For coding-domain fine-tuning specifically, Devstral 2 benefits from training data that includes complete agentic execution traces — task descriptions, planning, multi-file edits, test outputs, and corrective iterations. Ertas Studio supports these multi-step formats natively, including tool-use traces from Claude Code, Cline, or Aider runs. Training on your team's specific codebase produces a domain-specialized coding model that outperforms the base on tasks within your codebase.

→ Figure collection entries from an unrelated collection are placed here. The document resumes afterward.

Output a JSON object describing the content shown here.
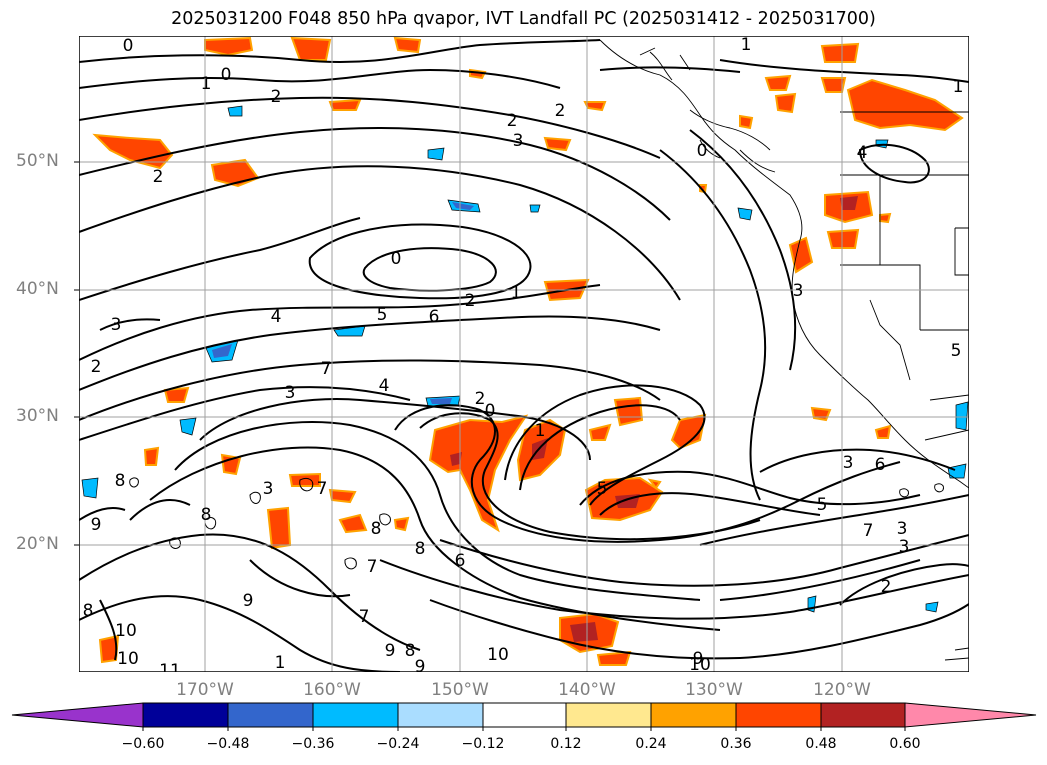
{
  "title": "2025031200 F048 850 hPa qvapor, IVT Landfall PC (2025031412 - 2025031700)",
  "latitude_labels": [
    "50°N",
    "40°N",
    "30°N",
    "20°N"
  ],
  "longitude_labels": [
    "170°W",
    "160°W",
    "150°W",
    "140°W",
    "130°W",
    "120°W"
  ],
  "colorbar": {
    "colors": [
      "#9933cc",
      "#000099",
      "#3366cc",
      "#00bbff",
      "#aaddff",
      "#ffffff",
      "#ffe88f",
      "#ffa200",
      "#ff4500",
      "#b22222",
      "#ff88aa"
    ],
    "tick_labels": [
      "−0.60",
      "−0.48",
      "−0.36",
      "−0.24",
      "−0.12",
      "0.12",
      "0.24",
      "0.36",
      "0.48",
      "0.60"
    ],
    "extend": "both"
  },
  "contour_labels": [
    "0",
    "1",
    "2",
    "3",
    "4",
    "5",
    "6",
    "7",
    "8",
    "9",
    "10",
    "11"
  ]
}
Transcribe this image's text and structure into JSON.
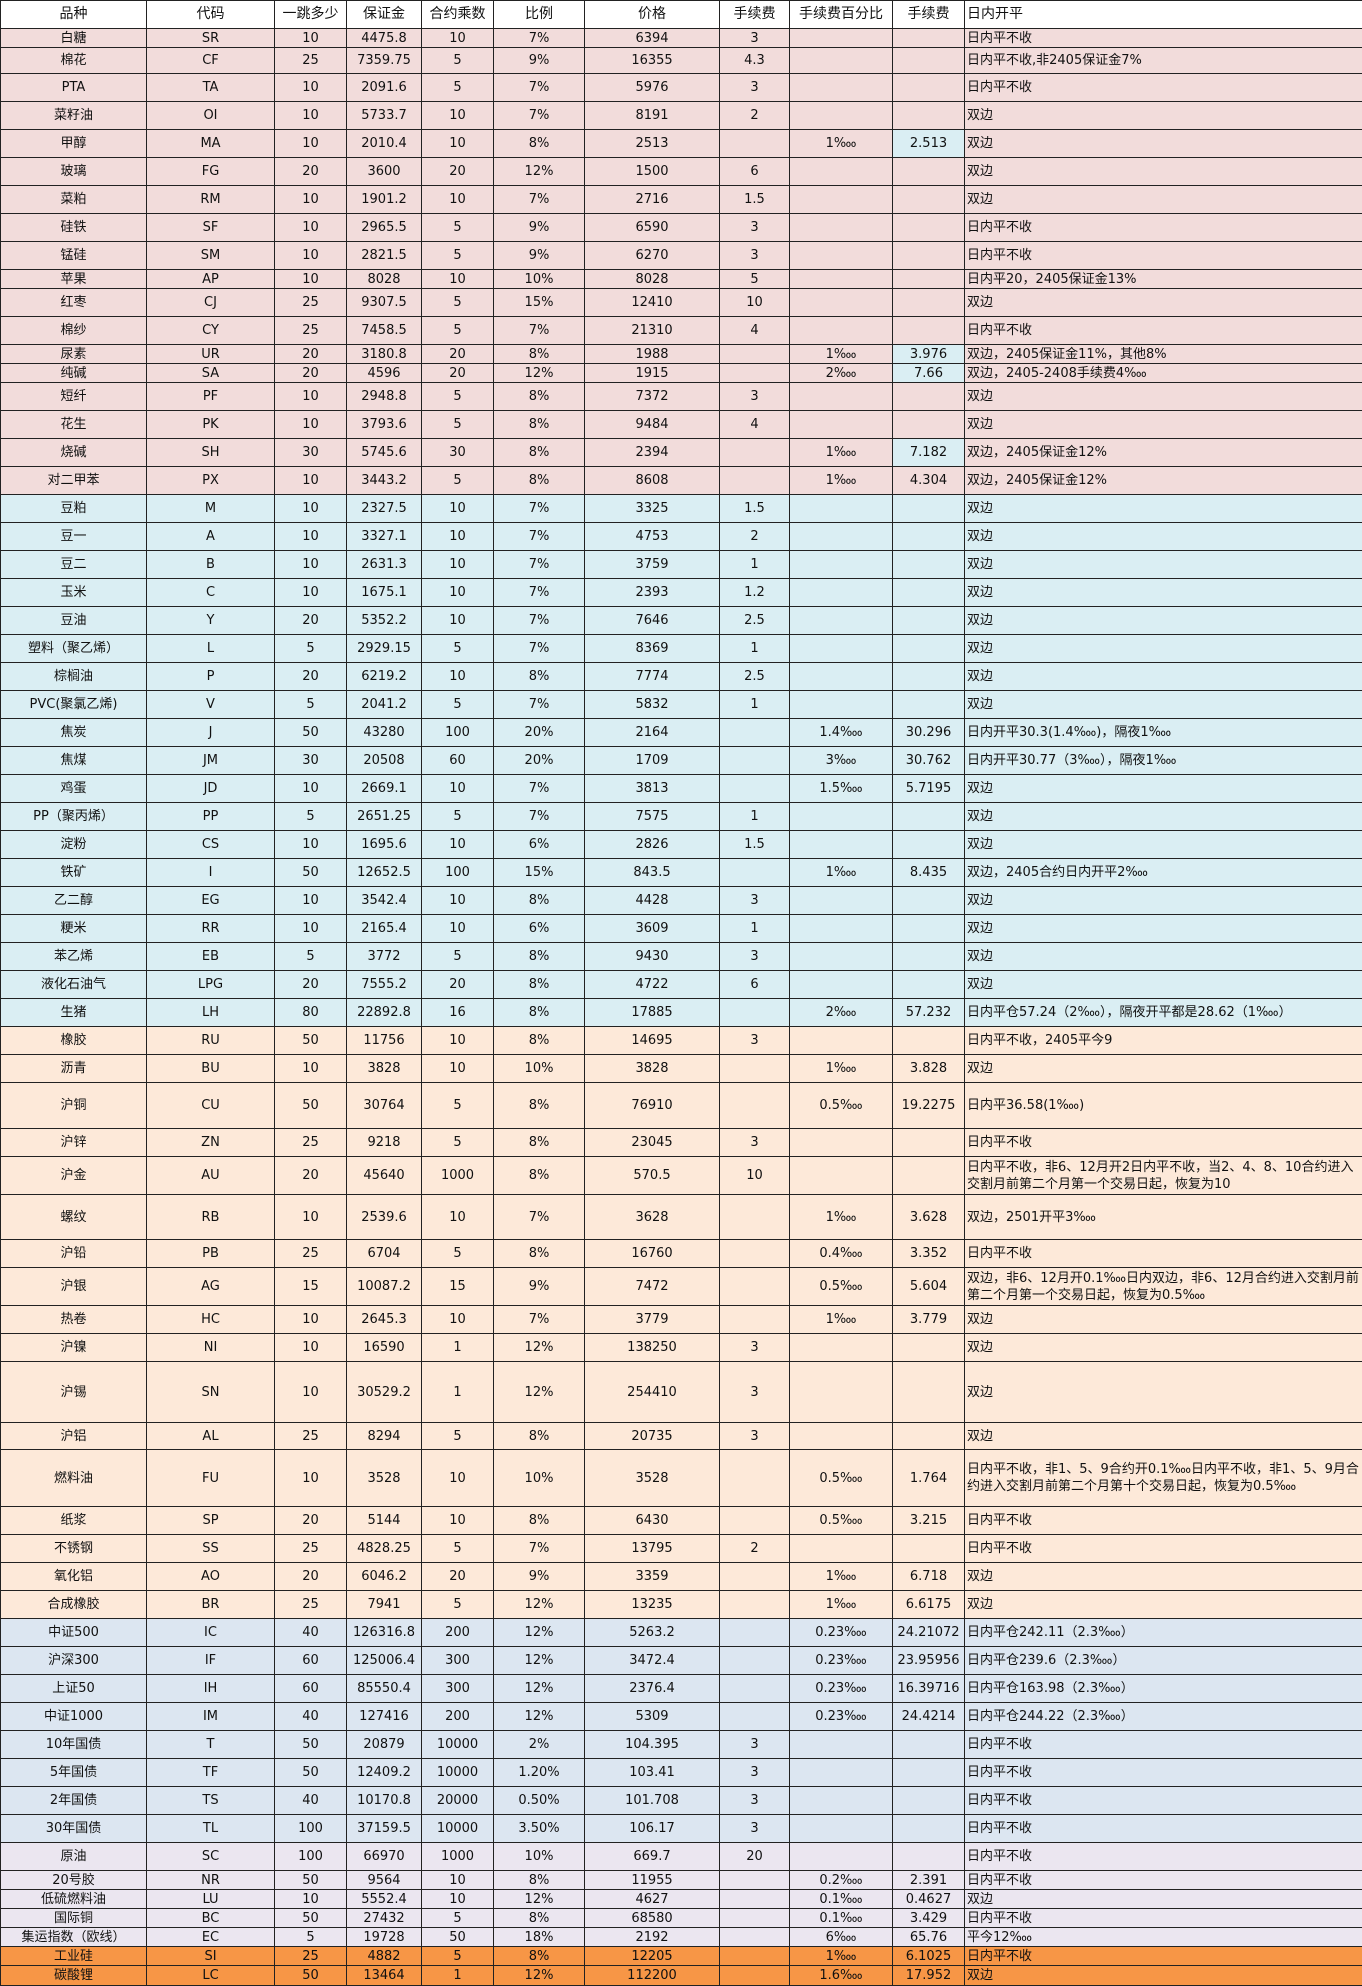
{
  "colors": {
    "pink": "#f2dcdb",
    "blue": "#daeef3",
    "peach": "#fde9d9",
    "steel": "#dce6f1",
    "lavender": "#ebe6f0",
    "orange": "#f79646",
    "highlight": "#daeef3"
  },
  "columns": [
    "品种",
    "代码",
    "一跳多少",
    "保证金",
    "合约乘数",
    "比例",
    "价格",
    "手续费",
    "手续费百分比",
    "手续费",
    "日内开平"
  ],
  "rows": [
    {
      "group": "pink",
      "cells": [
        "白糖",
        "SR",
        "10",
        "4475.8",
        "10",
        "7%",
        "6394",
        "3",
        "",
        "",
        "日内平不收"
      ]
    },
    {
      "group": "pink",
      "cells": [
        "棉花",
        "CF",
        "25",
        "7359.75",
        "5",
        "9%",
        "16355",
        "4.3",
        "",
        "",
        "日内平不收,非2405保证金7%"
      ]
    },
    {
      "group": "pink",
      "cells": [
        "PTA",
        "TA",
        "10",
        "2091.6",
        "5",
        "7%",
        "5976",
        "3",
        "",
        "",
        "日内平不收"
      ]
    },
    {
      "group": "pink",
      "cells": [
        "菜籽油",
        "OI",
        "10",
        "5733.7",
        "10",
        "7%",
        "8191",
        "2",
        "",
        "",
        "双边"
      ]
    },
    {
      "group": "pink",
      "highlight": true,
      "cells": [
        "甲醇",
        "MA",
        "10",
        "2010.4",
        "10",
        "8%",
        "2513",
        "",
        "1‱",
        "2.513",
        "双边"
      ]
    },
    {
      "group": "pink",
      "cells": [
        "玻璃",
        "FG",
        "20",
        "3600",
        "20",
        "12%",
        "1500",
        "6",
        "",
        "",
        "双边"
      ]
    },
    {
      "group": "pink",
      "cells": [
        "菜粕",
        "RM",
        "10",
        "1901.2",
        "10",
        "7%",
        "2716",
        "1.5",
        "",
        "",
        "双边"
      ]
    },
    {
      "group": "pink",
      "cells": [
        "硅铁",
        "SF",
        "10",
        "2965.5",
        "5",
        "9%",
        "6590",
        "3",
        "",
        "",
        "日内平不收"
      ]
    },
    {
      "group": "pink",
      "cells": [
        "锰硅",
        "SM",
        "10",
        "2821.5",
        "5",
        "9%",
        "6270",
        "3",
        "",
        "",
        "日内平不收"
      ]
    },
    {
      "group": "pink",
      "cells": [
        "苹果",
        "AP",
        "10",
        "8028",
        "10",
        "10%",
        "8028",
        "5",
        "",
        "",
        "日内平20，2405保证金13%"
      ]
    },
    {
      "group": "pink",
      "cells": [
        "红枣",
        "CJ",
        "25",
        "9307.5",
        "5",
        "15%",
        "12410",
        "10",
        "",
        "",
        "双边"
      ]
    },
    {
      "group": "pink",
      "cells": [
        "棉纱",
        "CY",
        "25",
        "7458.5",
        "5",
        "7%",
        "21310",
        "4",
        "",
        "",
        "日内平不收"
      ]
    },
    {
      "group": "pink",
      "highlight": true,
      "cells": [
        "尿素",
        "UR",
        "20",
        "3180.8",
        "20",
        "8%",
        "1988",
        "",
        "1‱",
        "3.976",
        "双边，2405保证金11%，其他8%"
      ]
    },
    {
      "group": "pink",
      "highlight": true,
      "cells": [
        "纯碱",
        "SA",
        "20",
        "4596",
        "20",
        "12%",
        "1915",
        "",
        "2‱",
        "7.66",
        "双边，2405-2408手续费4‱"
      ]
    },
    {
      "group": "pink",
      "cells": [
        "短纤",
        "PF",
        "10",
        "2948.8",
        "5",
        "8%",
        "7372",
        "3",
        "",
        "",
        "双边"
      ]
    },
    {
      "group": "pink",
      "cells": [
        "花生",
        "PK",
        "10",
        "3793.6",
        "5",
        "8%",
        "9484",
        "4",
        "",
        "",
        "双边"
      ]
    },
    {
      "group": "pink",
      "highlight": true,
      "cells": [
        "烧碱",
        "SH",
        "30",
        "5745.6",
        "30",
        "8%",
        "2394",
        "",
        "1‱",
        "7.182",
        "双边，2405保证金12%"
      ]
    },
    {
      "group": "pink",
      "cells": [
        "对二甲苯",
        "PX",
        "10",
        "3443.2",
        "5",
        "8%",
        "8608",
        "",
        "1‱",
        "4.304",
        "双边，2405保证金12%"
      ]
    },
    {
      "group": "blue",
      "cells": [
        "豆粕",
        "M",
        "10",
        "2327.5",
        "10",
        "7%",
        "3325",
        "1.5",
        "",
        "",
        "双边"
      ]
    },
    {
      "group": "blue",
      "cells": [
        "豆一",
        "A",
        "10",
        "3327.1",
        "10",
        "7%",
        "4753",
        "2",
        "",
        "",
        "双边"
      ]
    },
    {
      "group": "blue",
      "cells": [
        "豆二",
        "B",
        "10",
        "2631.3",
        "10",
        "7%",
        "3759",
        "1",
        "",
        "",
        "双边"
      ]
    },
    {
      "group": "blue",
      "cells": [
        "玉米",
        "C",
        "10",
        "1675.1",
        "10",
        "7%",
        "2393",
        "1.2",
        "",
        "",
        "双边"
      ]
    },
    {
      "group": "blue",
      "cells": [
        "豆油",
        "Y",
        "20",
        "5352.2",
        "10",
        "7%",
        "7646",
        "2.5",
        "",
        "",
        "双边"
      ]
    },
    {
      "group": "blue",
      "cells": [
        "塑料（聚乙烯）",
        "L",
        "5",
        "2929.15",
        "5",
        "7%",
        "8369",
        "1",
        "",
        "",
        "双边"
      ]
    },
    {
      "group": "blue",
      "cells": [
        "棕榈油",
        "P",
        "20",
        "6219.2",
        "10",
        "8%",
        "7774",
        "2.5",
        "",
        "",
        "双边"
      ]
    },
    {
      "group": "blue",
      "cells": [
        "PVC(聚氯乙烯)",
        "V",
        "5",
        "2041.2",
        "5",
        "7%",
        "5832",
        "1",
        "",
        "",
        "双边"
      ]
    },
    {
      "group": "blue",
      "cells": [
        "焦炭",
        "J",
        "50",
        "43280",
        "100",
        "20%",
        "2164",
        "",
        "1.4‱",
        "30.296",
        "日内开平30.3(1.4‱)，隔夜1‱"
      ]
    },
    {
      "group": "blue",
      "cells": [
        "焦煤",
        "JM",
        "30",
        "20508",
        "60",
        "20%",
        "1709",
        "",
        "3‱",
        "30.762",
        "日内开平30.77（3‱），隔夜1‱"
      ]
    },
    {
      "group": "blue",
      "cells": [
        "鸡蛋",
        "JD",
        "10",
        "2669.1",
        "10",
        "7%",
        "3813",
        "",
        "1.5‱",
        "5.7195",
        "双边"
      ]
    },
    {
      "group": "blue",
      "cells": [
        "PP（聚丙烯）",
        "PP",
        "5",
        "2651.25",
        "5",
        "7%",
        "7575",
        "1",
        "",
        "",
        "双边"
      ]
    },
    {
      "group": "blue",
      "cells": [
        "淀粉",
        "CS",
        "10",
        "1695.6",
        "10",
        "6%",
        "2826",
        "1.5",
        "",
        "",
        "双边"
      ]
    },
    {
      "group": "blue",
      "cells": [
        "铁矿",
        "I",
        "50",
        "12652.5",
        "100",
        "15%",
        "843.5",
        "",
        "1‱",
        "8.435",
        "双边，2405合约日内开平2‱"
      ]
    },
    {
      "group": "blue",
      "cells": [
        "乙二醇",
        "EG",
        "10",
        "3542.4",
        "10",
        "8%",
        "4428",
        "3",
        "",
        "",
        "双边"
      ]
    },
    {
      "group": "blue",
      "cells": [
        "粳米",
        "RR",
        "10",
        "2165.4",
        "10",
        "6%",
        "3609",
        "1",
        "",
        "",
        "双边"
      ]
    },
    {
      "group": "blue",
      "cells": [
        "苯乙烯",
        "EB",
        "5",
        "3772",
        "5",
        "8%",
        "9430",
        "3",
        "",
        "",
        "双边"
      ]
    },
    {
      "group": "blue",
      "cells": [
        "液化石油气",
        "LPG",
        "20",
        "7555.2",
        "20",
        "8%",
        "4722",
        "6",
        "",
        "",
        "双边"
      ]
    },
    {
      "group": "blue",
      "cells": [
        "生猪",
        "LH",
        "80",
        "22892.8",
        "16",
        "8%",
        "17885",
        "",
        "2‱",
        "57.232",
        "日内平仓57.24（2‱），隔夜开平都是28.62（1‱）"
      ]
    },
    {
      "group": "peach",
      "cells": [
        "橡胶",
        "RU",
        "50",
        "11756",
        "10",
        "8%",
        "14695",
        "3",
        "",
        "",
        "日内平不收，2405平今9"
      ]
    },
    {
      "group": "peach",
      "cells": [
        "沥青",
        "BU",
        "10",
        "3828",
        "10",
        "10%",
        "3828",
        "",
        "1‱",
        "3.828",
        "双边"
      ]
    },
    {
      "group": "peach",
      "cells": [
        "沪铜",
        "CU",
        "50",
        "30764",
        "5",
        "8%",
        "76910",
        "",
        "0.5‱",
        "19.2275",
        "日内平36.58(1‱)"
      ]
    },
    {
      "group": "peach",
      "cells": [
        "沪锌",
        "ZN",
        "25",
        "9218",
        "5",
        "8%",
        "23045",
        "3",
        "",
        "",
        "日内平不收"
      ]
    },
    {
      "group": "peach",
      "cells": [
        "沪金",
        "AU",
        "20",
        "45640",
        "1000",
        "8%",
        "570.5",
        "10",
        "",
        "",
        "日内平不收，非6、12月开2日内平不收，当2、4、8、10合约进入交割月前第二个月第一个交易日起，恢复为10"
      ]
    },
    {
      "group": "peach",
      "cells": [
        "螺纹",
        "RB",
        "10",
        "2539.6",
        "10",
        "7%",
        "3628",
        "",
        "1‱",
        "3.628",
        "双边，2501开平3‱"
      ]
    },
    {
      "group": "peach",
      "cells": [
        "沪铅",
        "PB",
        "25",
        "6704",
        "5",
        "8%",
        "16760",
        "",
        "0.4‱",
        "3.352",
        "日内平不收"
      ]
    },
    {
      "group": "peach",
      "cells": [
        "沪银",
        "AG",
        "15",
        "10087.2",
        "15",
        "9%",
        "7472",
        "",
        "0.5‱",
        "5.604",
        "双边，非6、12月开0.1‱日内双边，非6、12月合约进入交割月前第二个月第一个交易日起，恢复为0.5‱"
      ]
    },
    {
      "group": "peach",
      "cells": [
        "热卷",
        "HC",
        "10",
        "2645.3",
        "10",
        "7%",
        "3779",
        "",
        "1‱",
        "3.779",
        "双边"
      ]
    },
    {
      "group": "peach",
      "cells": [
        "沪镍",
        "NI",
        "10",
        "16590",
        "1",
        "12%",
        "138250",
        "3",
        "",
        "",
        "双边"
      ]
    },
    {
      "group": "peach",
      "cells": [
        "沪锡",
        "SN",
        "10",
        "30529.2",
        "1",
        "12%",
        "254410",
        "3",
        "",
        "",
        "双边"
      ]
    },
    {
      "group": "peach",
      "cells": [
        "沪铝",
        "AL",
        "25",
        "8294",
        "5",
        "8%",
        "20735",
        "3",
        "",
        "",
        "双边"
      ]
    },
    {
      "group": "peach",
      "cells": [
        "燃料油",
        "FU",
        "10",
        "3528",
        "10",
        "10%",
        "3528",
        "",
        "0.5‱",
        "1.764",
        "日内平不收，非1、5、9合约开0.1‱日内平不收，非1、5、9月合约进入交割月前第二个月第十个交易日起，恢复为0.5‱"
      ]
    },
    {
      "group": "peach",
      "cells": [
        "纸浆",
        "SP",
        "20",
        "5144",
        "10",
        "8%",
        "6430",
        "",
        "0.5‱",
        "3.215",
        "日内平不收"
      ]
    },
    {
      "group": "peach",
      "cells": [
        "不锈钢",
        "SS",
        "25",
        "4828.25",
        "5",
        "7%",
        "13795",
        "2",
        "",
        "",
        "日内平不收"
      ]
    },
    {
      "group": "peach",
      "cells": [
        "氧化铝",
        "AO",
        "20",
        "6046.2",
        "20",
        "9%",
        "3359",
        "",
        "1‱",
        "6.718",
        "双边"
      ]
    },
    {
      "group": "peach",
      "cells": [
        "合成橡胶",
        "BR",
        "25",
        "7941",
        "5",
        "12%",
        "13235",
        "",
        "1‱",
        "6.6175",
        "双边"
      ]
    },
    {
      "group": "steel",
      "cells": [
        "中证500",
        "IC",
        "40",
        "126316.8",
        "200",
        "12%",
        "5263.2",
        "",
        "0.23‱",
        "24.21072",
        "日内平仓242.11（2.3‱）"
      ]
    },
    {
      "group": "steel",
      "cells": [
        "沪深300",
        "IF",
        "60",
        "125006.4",
        "300",
        "12%",
        "3472.4",
        "",
        "0.23‱",
        "23.95956",
        "日内平仓239.6（2.3‱）"
      ]
    },
    {
      "group": "steel",
      "cells": [
        "上证50",
        "IH",
        "60",
        "85550.4",
        "300",
        "12%",
        "2376.4",
        "",
        "0.23‱",
        "16.39716",
        "日内平仓163.98（2.3‱）"
      ]
    },
    {
      "group": "steel",
      "cells": [
        "中证1000",
        "IM",
        "40",
        "127416",
        "200",
        "12%",
        "5309",
        "",
        "0.23‱",
        "24.4214",
        "日内平仓244.22（2.3‱）"
      ]
    },
    {
      "group": "steel",
      "cells": [
        "10年国债",
        "T",
        "50",
        "20879",
        "10000",
        "2%",
        "104.395",
        "3",
        "",
        "",
        "日内平不收"
      ]
    },
    {
      "group": "steel",
      "cells": [
        "5年国债",
        "TF",
        "50",
        "12409.2",
        "10000",
        "1.20%",
        "103.41",
        "3",
        "",
        "",
        "日内平不收"
      ]
    },
    {
      "group": "steel",
      "cells": [
        "2年国债",
        "TS",
        "40",
        "10170.8",
        "20000",
        "0.50%",
        "101.708",
        "3",
        "",
        "",
        "日内平不收"
      ]
    },
    {
      "group": "steel",
      "cells": [
        "30年国债",
        "TL",
        "100",
        "37159.5",
        "10000",
        "3.50%",
        "106.17",
        "3",
        "",
        "",
        "日内平不收"
      ]
    },
    {
      "group": "lavender",
      "cells": [
        "原油",
        "SC",
        "100",
        "66970",
        "1000",
        "10%",
        "669.7",
        "20",
        "",
        "",
        "日内平不收"
      ]
    },
    {
      "group": "lavender",
      "cells": [
        "20号胶",
        "NR",
        "50",
        "9564",
        "10",
        "8%",
        "11955",
        "",
        "0.2‱",
        "2.391",
        "日内平不收"
      ]
    },
    {
      "group": "lavender",
      "cells": [
        "低硫燃料油",
        "LU",
        "10",
        "5552.4",
        "10",
        "12%",
        "4627",
        "",
        "0.1‱",
        "0.4627",
        "双边"
      ]
    },
    {
      "group": "lavender",
      "cells": [
        "国际铜",
        "BC",
        "50",
        "27432",
        "5",
        "8%",
        "68580",
        "",
        "0.1‱",
        "3.429",
        "日内平不收"
      ]
    },
    {
      "group": "lavender",
      "cells": [
        "集运指数（欧线）",
        "EC",
        "5",
        "19728",
        "50",
        "18%",
        "2192",
        "",
        "6‱",
        "65.76",
        "平今12‱"
      ]
    },
    {
      "group": "orange",
      "cells": [
        "工业硅",
        "SI",
        "25",
        "4882",
        "5",
        "8%",
        "12205",
        "",
        "1‱",
        "6.1025",
        "日内平不收"
      ]
    },
    {
      "group": "orange",
      "cells": [
        "碳酸锂",
        "LC",
        "50",
        "13464",
        "1",
        "12%",
        "112200",
        "",
        "1.6‱",
        "17.952",
        "双边"
      ]
    }
  ]
}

For teams choosing between Devstral 2 fine-tuning and Mistral Small 4 fine-tuning, the recommendation depends on the deployment profile. Mistral Small 4's 6B active parameter count provides better fine-tuning economics for general-purpose specialization including coding. Devstral 2 offers somewhat better baseline coding-specific capability for teams whose fine-tuned variant will be exclusively used for coding workloads — but the gap has narrowed substantially with Mistral Small 4's release.

After training, Ertas Studio exports to GGUF format with full Devstral 2 chat template preservation. Both variants deploy cleanly via Ollama, llama.cpp, or vLLM with standard configuration.

Use Cases

Self-hosted coding agent deployments on consumer or workstation hardware are Devstral Small 2's most natural use case. Teams of 5-20 developers wanting strong coding agent capability without committing to server infrastructure find Devstral Small 2 among the most accessible options at the 24B size class. Production patterns include AI pair-programming for small enterprise codebases, autonomous PR generation for routine change patterns, and CI-integrated code review at moderate request volumes.

Devstral 2 at 123B targets larger team deployments where the additional capability justifies the workstation/server hardware investment. AI pair-programming for large enterprise codebases, autonomous coding agents handling complex refactors, and high-throughput code review automation benefit from the 123B variant's stronger baseline capability.

For teams running stable production deployments on Devstral 2 before the Mistral Small 4 consolidation, the model remains documented and supported. The migration to Mistral Small 4 offers operational simplification (one model replacing three separate lineages) but comes with non-trivial migration costs for teams with existing Devstral-specific fine-tunes or downstream tooling. Continuing Devstral 2 deployment is valid for these scenarios.

For European teams or any deployment subject to data sovereignty requirements, Mistral's EU-headquartered positioning combined with Devstral 2's open-weight distribution provides structural advantages over US-based or Chinese-lab alternatives. Self-hosted deployment on EU infrastructure with EU-developed models meets compliance requirements that some regulatory environments specifically require.

Hardware Requirements

Devstral Small 2 at Q4_K_M quantization requires approximately 14GB of memory, fitting on consumer GPUs from RTX 3090 24GB and RTX 4090 onwards. At Q8_0, expect approximately 26GB. The 24B size makes it deployable on workstation hardware that's substantially more accessible than server-class infrastructure.

Devstral 2 at Q4_K_M requires approximately 70GB, fitting on a single 80GB GPU (A100 80GB, H100 80GB) or split across two 48GB GPUs with tensor parallelism. At Q8_0, expect approximately 130GB. CPU inference is feasible on hosts with 192GB+ RAM but at substantially lower throughput than GPU deployment.

For fine-tuning in Ertas Studio: Devstral Small 2 QLoRA needs 16-24GB VRAM at typical sequence lengths, fitting on a single consumer-tier GPU (RTX 4090, RTX 5090). Devstral 2 QLoRA needs 50-80GB VRAM, fitting on a single 80GB GPU or split across two 48GB GPUs with model parallelism. Long-context fine-tuning (32K-64K sequences) requires proportionally more memory with gradient checkpointing.